Not all the tumours grew in the animals, but the team was able to establish 97 patient-derived xenografts representing 12 types of paediatric tumours.

Dyer's team then compared the molecular and cellular features of the mouse tumours to those of the patient tumours from which they were derived.

Many of the mouse tumours retained the complex makeup of the patient tumours, the researchers found.

"We know that cancer isn't a homogeneous population of tumour cells. It's a mixture of different cells," Dyer says. "For at least some of the patients, we're able to capture that complexity."

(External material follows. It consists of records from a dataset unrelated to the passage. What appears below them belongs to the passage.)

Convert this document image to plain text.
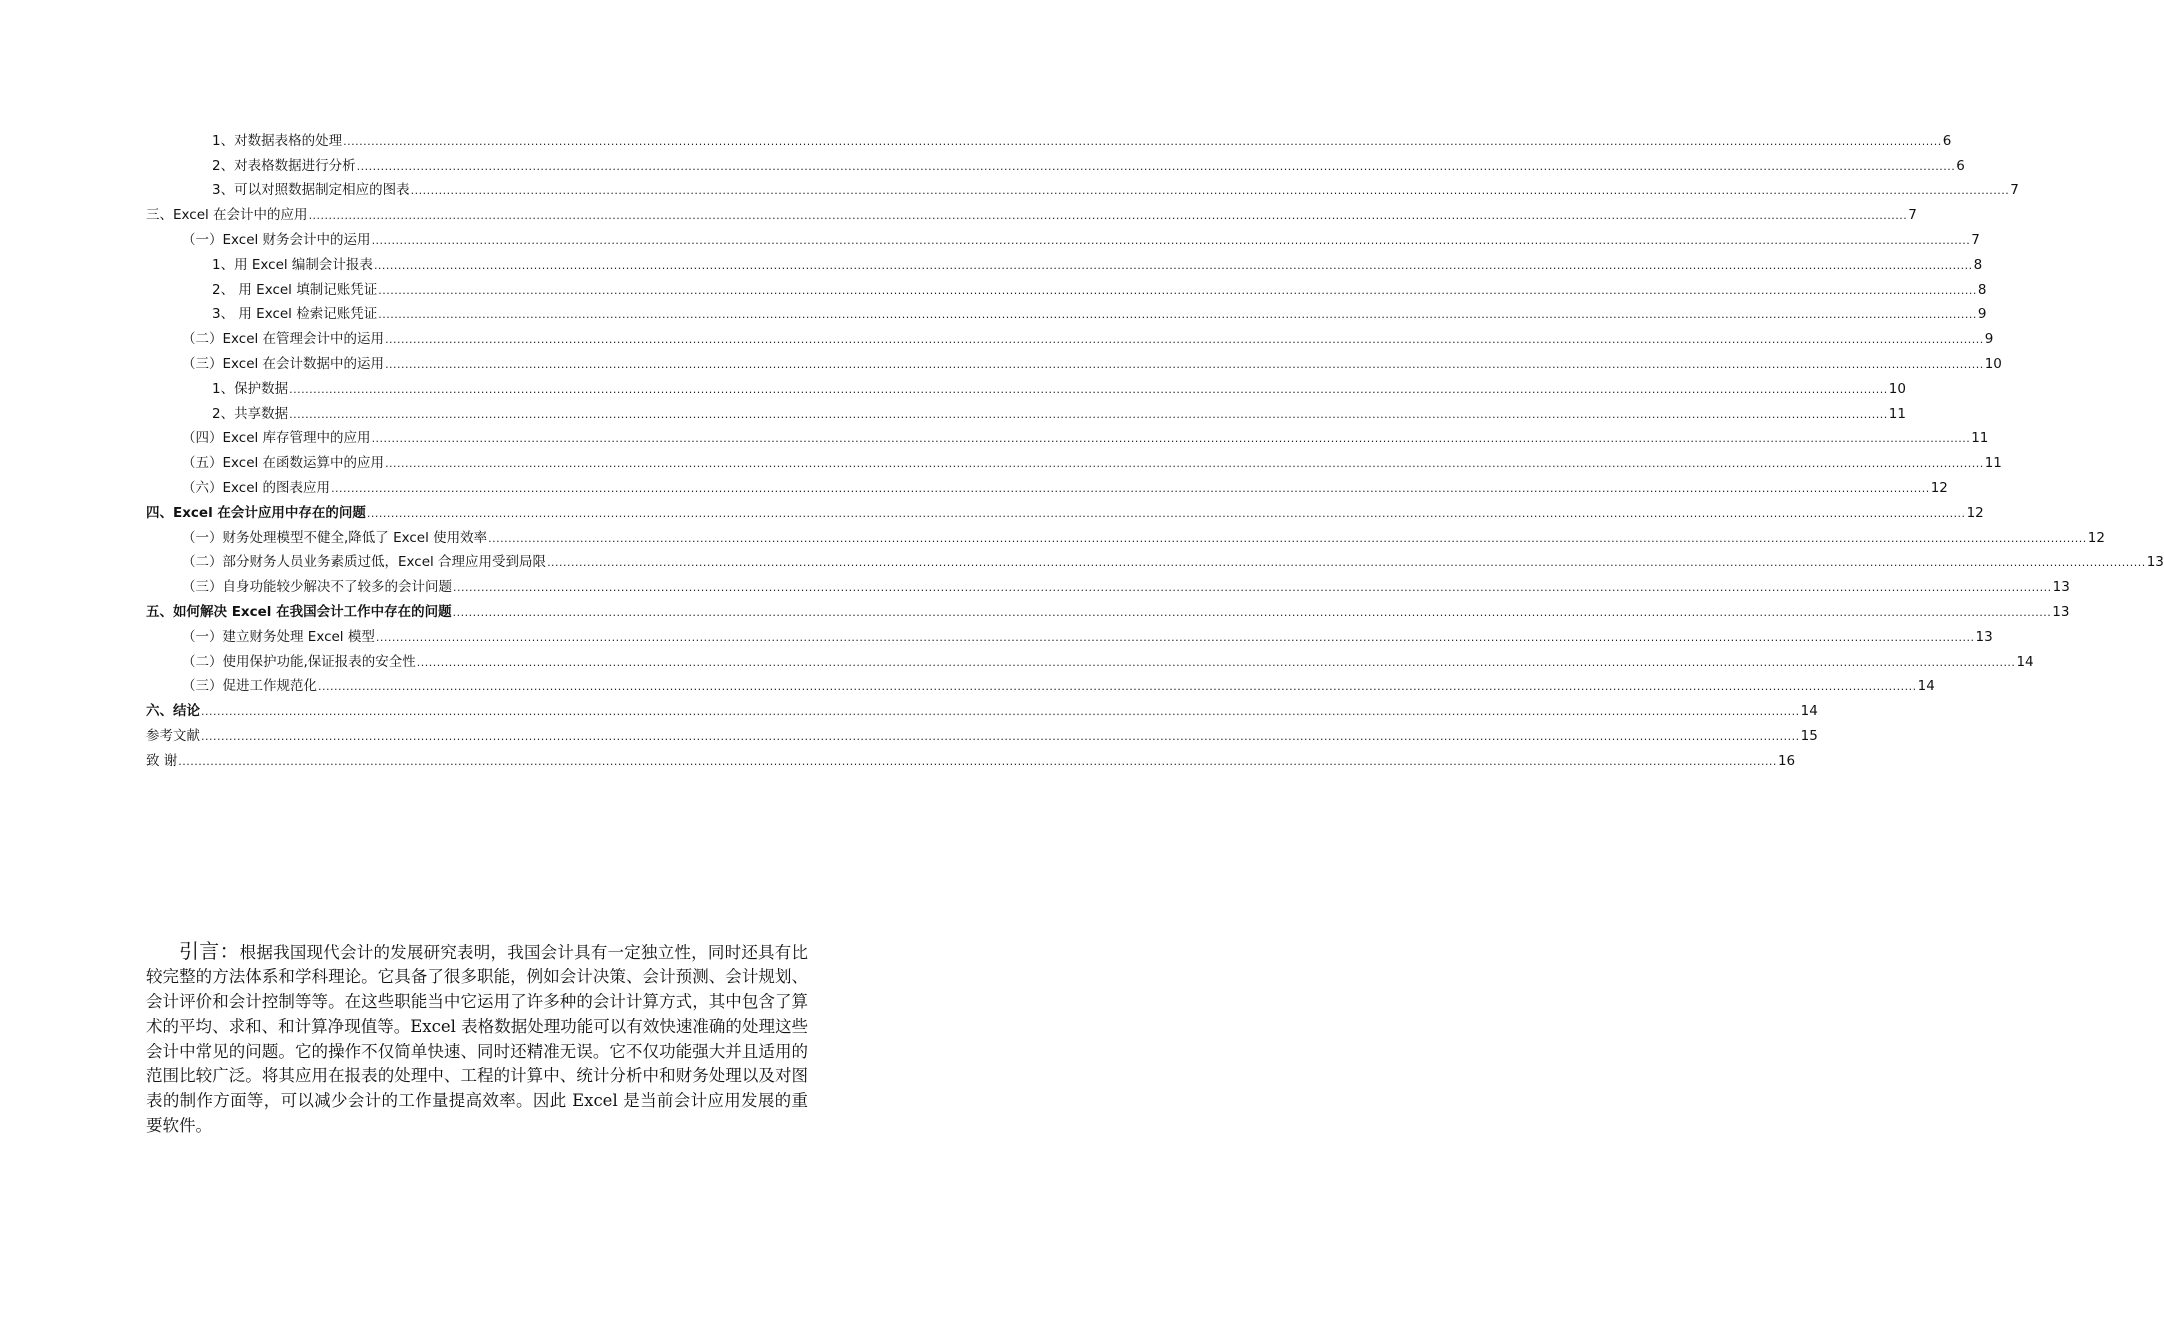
1、对数据表格的处理 ................................................................................................................................................................................................................................................................................................................................................................................................................ 6
2、对表格数据进行分析 ................................................................................................................................................................................................................................................................................................................................................................................................................ 6
3、可以对照数据制定相应的图表 ................................................................................................................................................................................................................................................................................................................................................................................................................ 7
三、Excel 在会计中的应用 ................................................................................................................................................................................................................................................................................................................................................................................................................ 7
（一）Excel 财务会计中的运用 ................................................................................................................................................................................................................................................................................................................................................................................................................ 7
1、用 Excel 编制会计报表 ................................................................................................................................................................................................................................................................................................................................................................................................................ 8
2、 用 Excel 填制记账凭证 ................................................................................................................................................................................................................................................................................................................................................................................................................ 8
3、 用 Excel 检索记账凭证 ................................................................................................................................................................................................................................................................................................................................................................................................................ 9
（二）Excel 在管理会计中的运用 ................................................................................................................................................................................................................................................................................................................................................................................................................ 9
（三）Excel 在会计数据中的运用 ................................................................................................................................................................................................................................................................................................................................................................................................................ 10
1、保护数据 ................................................................................................................................................................................................................................................................................................................................................................................................................ 10
2、共享数据 ................................................................................................................................................................................................................................................................................................................................................................................................................ 11
（四）Excel 库存管理中的应用 ................................................................................................................................................................................................................................................................................................................................................................................................................ 11
（五）Excel 在函数运算中的应用 ................................................................................................................................................................................................................................................................................................................................................................................................................ 11
（六）Excel 的图表应用 ................................................................................................................................................................................................................................................................................................................................................................................................................ 12
四、Excel 在会计应用中存在的问题 ................................................................................................................................................................................................................................................................................................................................................................................................................ 12
（一）财务处理模型不健全,降低了 Excel 使用效率 ................................................................................................................................................................................................................................................................................................................................................................................................................ 12
（二）部分财务人员业务素质过低，Excel 合理应用受到局限 ................................................................................................................................................................................................................................................................................................................................................................................................................ 13
（三）自身功能较少解决不了较多的会计问题 ................................................................................................................................................................................................................................................................................................................................................................................................................ 13
五、如何解决 Excel 在我国会计工作中存在的问题 ................................................................................................................................................................................................................................................................................................................................................................................................................ 13
（一）建立财务处理 Excel 模型 ................................................................................................................................................................................................................................................................................................................................................................................................................ 13
（二）使用保护功能,保证报表的安全性 ................................................................................................................................................................................................................................................................................................................................................................................................................ 14
（三）促进工作规范化 ................................................................................................................................................................................................................................................................................................................................................................................................................ 14
六、结论 ................................................................................................................................................................................................................................................................................................................................................................................................................ 14
参考文献 ................................................................................................................................................................................................................................................................................................................................................................................................................ 15
致 谢 ................................................................................................................................................................................................................................................................................................................................................................................................................ 16

引言：根据我国现代会计的发展研究表明，我国会计具有一定独立性，同时还具有比较完整的方法体系和学科理论。它具备了很多职能，例如会计决策、会计预测、会计规划、会计评价和会计控制等等。在这些职能当中它运用了许多种的会计计算方式，其中包含了算术的平均、求和、和计算净现值等。Excel 表格数据处理功能可以有效快速准确的处理这些会计中常见的问题。它的操作不仅简单快速、同时还精准无误。它不仅功能强大并且适用的范围比较广泛。将其应用在报表的处理中、工程的计算中、统计分析中和财务处理以及对图表的制作方面等，可以减少会计的工作量提高效率。因此 Excel 是当前会计应用发展的重要软件。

This is important, because a tumour's cellular composition can change dramatically after treatment, and the cells that persist largely determine whether a patient's cancer recurs, he says.

"With the xenografts, we can for the first time model this complexity in the laboratory."

Once the models were established, Dyer's team grew cells from 30 of the xenograft tumours in culture dishes and used them for large-scale drug screens.

They determined each tumour's sensitivity to 156 drugs, producing more than a half million data points.

The team discovered that the muscle cancer rhabdomyosarcoma is sensitive to a combination of three drugs, two of which - irinotecan and vincristine - are already widely used treatments for the disease.

The third drug, AZD1775, is an inhibitor of the enzyme WEE1, a key regulator of cell cycle progression.

Its safety when used in combination with irinotecan has recently been evaluated in paediatric patients in a phase I clinical trial.

In tests in mice with rhabdomyosarcoma xenografts, the three-drug combo had a greater effect on tumour size and growth than the standard drug regimen.

"There was a dramatic response pretty much across the board for these aggressive rhabdomyosarcoma patient-derived tumour samples," Dyer says.

He is optimistic that the new drug combination will move into clinical trials quickly, and that it may bring real benefit to patients with this difficult-to-treat disease.

Dyer's team has made the drug sensitivity data from the lab's screens available in a free, easy-to-use online database.

"The faster and easier the data is to use, the easier it is for people to test hypotheses," he says.

Likewise, Dyer is eager for the research community to use the new xenografts.

Cells from each patient-derived tumour have been preserved for future studies and the team has already distributed samples to more than 130 labs worldwide.

All the data that Dyer's team has collected with the models is available upon request including unpublished data.

The team will continue to expand the resource, developing new xenografts and incorporating more tumours that represent rare subsets of paediatric cancers.